The Difficult Art of Bargaining has a husband and wife reluctantly rehousing due to bankruptcy, something the wife cannot help referring to, despite her husband’s efforts to look on the bright side of things. The bargaining of the title refers to a sofa offered to the incoming residents by a friendly chap a few doors along. The ensuing dialogue about the state of the sofa is wince-producing, revealing the characters of all participants. The hint of a hopeful outcome is as welcome as it is surprising.

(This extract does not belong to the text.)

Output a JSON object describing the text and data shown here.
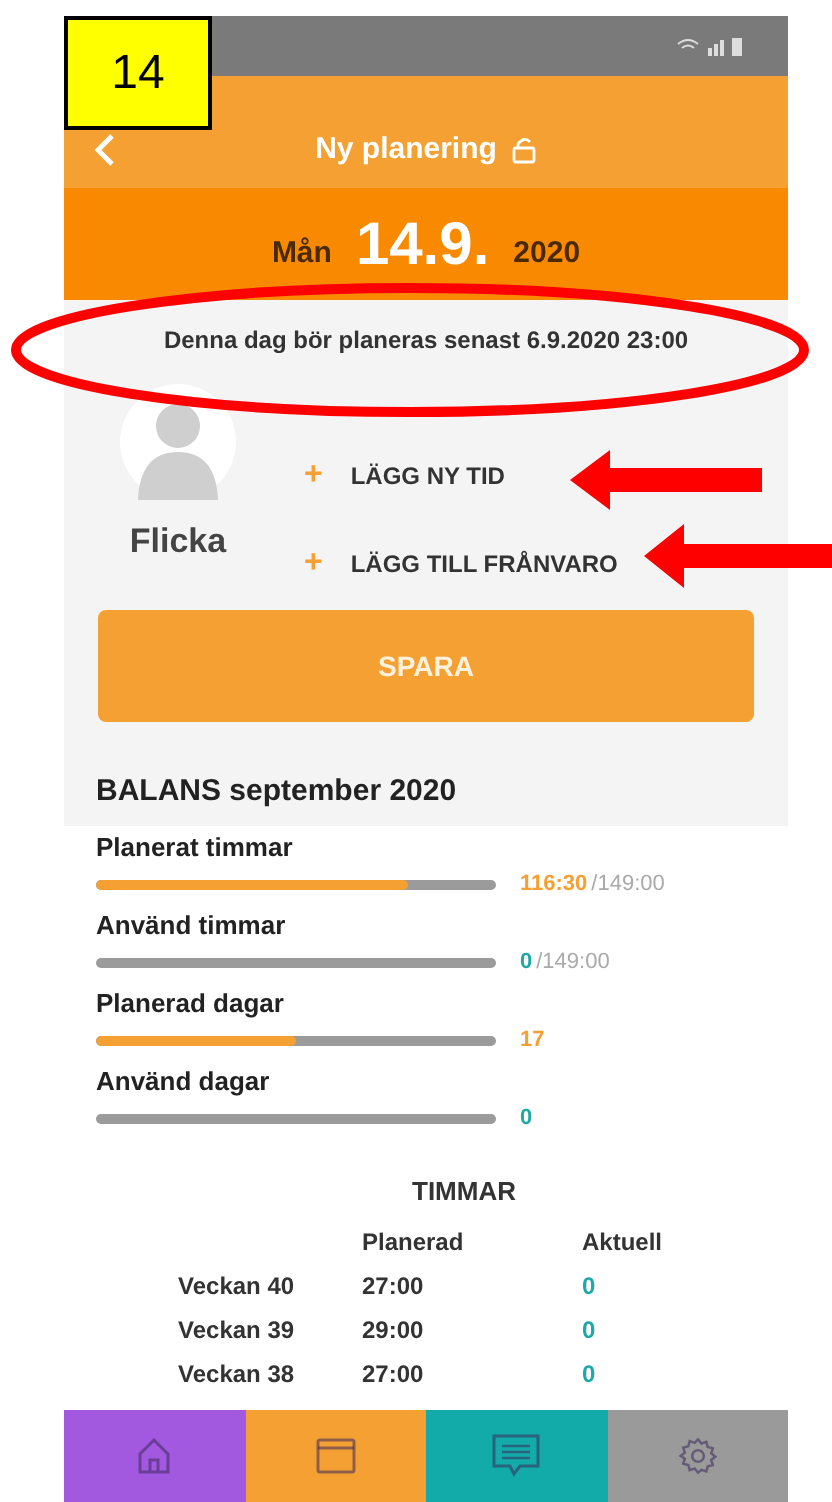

“Traipsing along the footpath, Emma gave the baguette a squeeze” is an appetising start to It’s Been a Long Time. Emma’s preparing a lunch for long-lost friend Paige and has dared to ask her to bring a bottle of wine. “It’s been a long time since I last touched a drop”. Those of us who note the “dared” realise exactly where she’s coming from! But the lift misbehaves, the baguette is wrecked, and Emma is felled. And Paige, who has bounded up the far safer stairs, eventually succumbs to the gift bottle of vodka she’d brought for the occasion.

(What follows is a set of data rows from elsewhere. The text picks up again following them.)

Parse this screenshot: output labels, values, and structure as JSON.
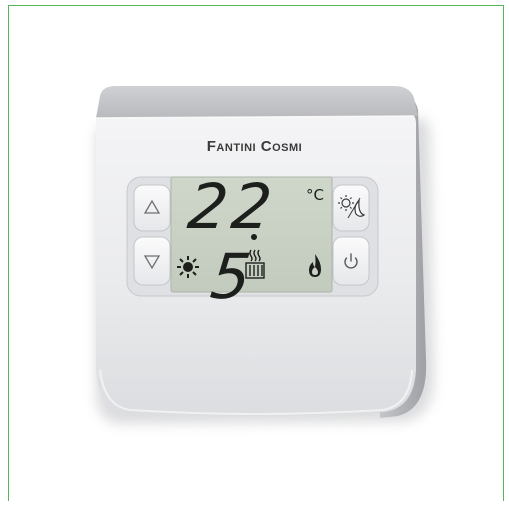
{
  "brand": "Fantini Cosmi",
  "display": {
    "temperature": "22.5",
    "unit": "°C"
  },
  "icons": {
    "left_status": "sun-icon",
    "center_status": "radiator-icon",
    "right_status": "flame-icon",
    "mode_button": "sun-moon-icon",
    "power_button": "power-icon",
    "up_button": "triangle-up-icon",
    "down_button": "triangle-down-icon"
  },
  "colors": {
    "frame": "#56b556",
    "lcd": "#c9d2c4",
    "device": "#e9eaec",
    "digits": "#1c1f1c"
  }
}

Perhaps the most salutary tale is that of Melati, who is seeking the prize of the eponymous title: A Spare Room. The account of her interview by a housing bureaucrat is all too familiar. Myriad questions, seemingly irrelevant, are asked; they receive nervously reluctant answers. “Volumetric reporting was part of her reality” is the nearest we get to a judgment of the clock-watching bureaucrat.
Home Theatre is aptly described as genre-bending, bookended as it is by two lengthy, fittingly fantastical tales.